After musing for decade or so on how to capture this solitary stand of cottonwoods growing on a ridge in the dunes, the challenge was met through dérive or drifting.
In the past, these cottonwoods had been observed only at a distance from across a wide sand bowl. Trying to snap them had been a futile exercise.
Doing justice to the expanse of the bowl with wide-angle optics, the cottonwoods showed up as tiny sticks in the far distance. Zooming in with telephoto optics, deprived them of any relationship with their terrain.
On a hike through these regions on a wintry day, a snowstorm erupted. Instead of retreating back into the woods, we avoided the punishing winds in the sand bowl by drifting along the back of the ridge enclosing the bowl.
Suddenly, I found myself face to face with my old cottonwood friends.
For map lovers, a Google terrain and corresponding satellite maps show the trail through the bowl and the location of the trees on the ridge.
Today, I am drifting through the snowy streets of NYC, looking for other happy surprises.
Birgit,
I love these muted colors! The green-blue and the orange are complementary in a color theory sense, and balance well because the weaker one has a large area, while the stronger one has interesting detail.
Your composition is also quite balanced, and I was curious to see what would happen if it were unbalanced. I didn’t feel a lot of change unless I went to extremes; it seems your cottonwoods are quite well settled in their place. With severe cropping from right or left I got the results below.
I’m not recommending these versions, just exploring how they work differently, using your walk/drift as a test example for different ways of illustrating it. For example, it seems the cropped versions have a suggestion of direction, namely toward the open space. In the second this is uphill and toward the darker sky, so it feels like heading for a bit of a trial.
I agree that sometimes the most expressive rendition can come from a surprise angle of view. To me that’s the power of the dérive concept. But there are two sides here: the landscape and yourself. Perhaps it was more a difference in you that day that made this feel like a better capturing of something about the cottonwoods?
Steve,
Thank you for this observation …balance well because the weaker one has a large area, while the stronger one has interesting detail.
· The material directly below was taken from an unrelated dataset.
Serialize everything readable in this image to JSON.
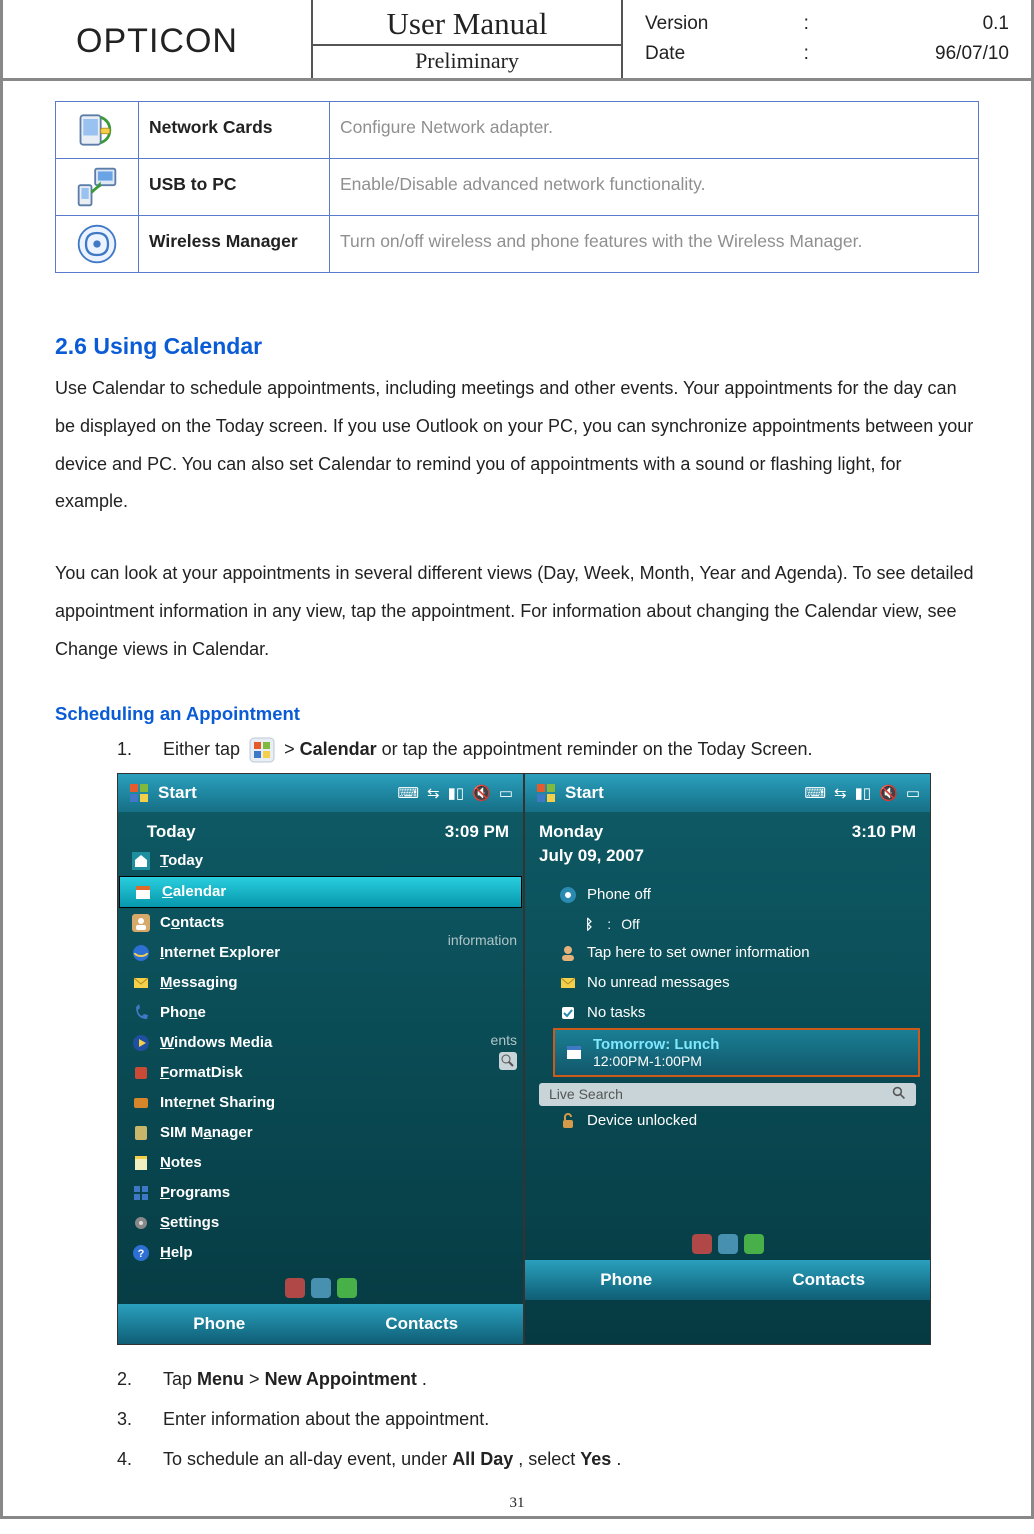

Of your cropped pictures, the second one, leading uphill, appeals to me better.
Birgit,
Your photo has your unmistakable touch — a sense of something mystical (and maybe magical) just around the corner/over the brow of the hill. And Steve’s cropping, while interesting, pretty much loses that attribute. His second cropped photo seems to maintain the sense of coming onto something just beyond view better than his first crop. But yours is better than either in this regard.
It’s obvious to me how you do catch this sensation with paths through the dunes, but I can’t quite suss out how the sense of something just out of sight, out of reach, can be achieved with such a simple image.
Re: drifting — I’m thinking that returning to the same scene and circling it and poking at it visually is a form of drifting — the scene is intentionally the same, but it isn’t clear — until it is — what will come of the “circling.” A kind of drifting in circles, if you will. That works for me and seems to be working for you as well.
June,
You, too, …drifting in circles,.. looking for ..something mystical (and maybe magical)..?
I don’t know if this has a durned thing to do with it, but it would seem that you tend to favor the transitory. Dunes, tidal flats, ice and glacial valleys and clouds all have, with the valley excepted, a rapid changeability. your trees may be altered in some fashion ere you approach them to your satisfaction.
Jay,
You may have something there. Of Steve’s two crops, the upper one, portraying something more stationary, does not give me pleasure.
Even glacial valleys are sculpted by the storms.
Birgit:
The action of ice at a slower pace. Within the past ten thousand years or so June’s house was covered intermittently with vast floods of glacial melt. My own was buried under some thousands of feet of dirty ice and a large glacial erratic sits primly on a hill top in Maine.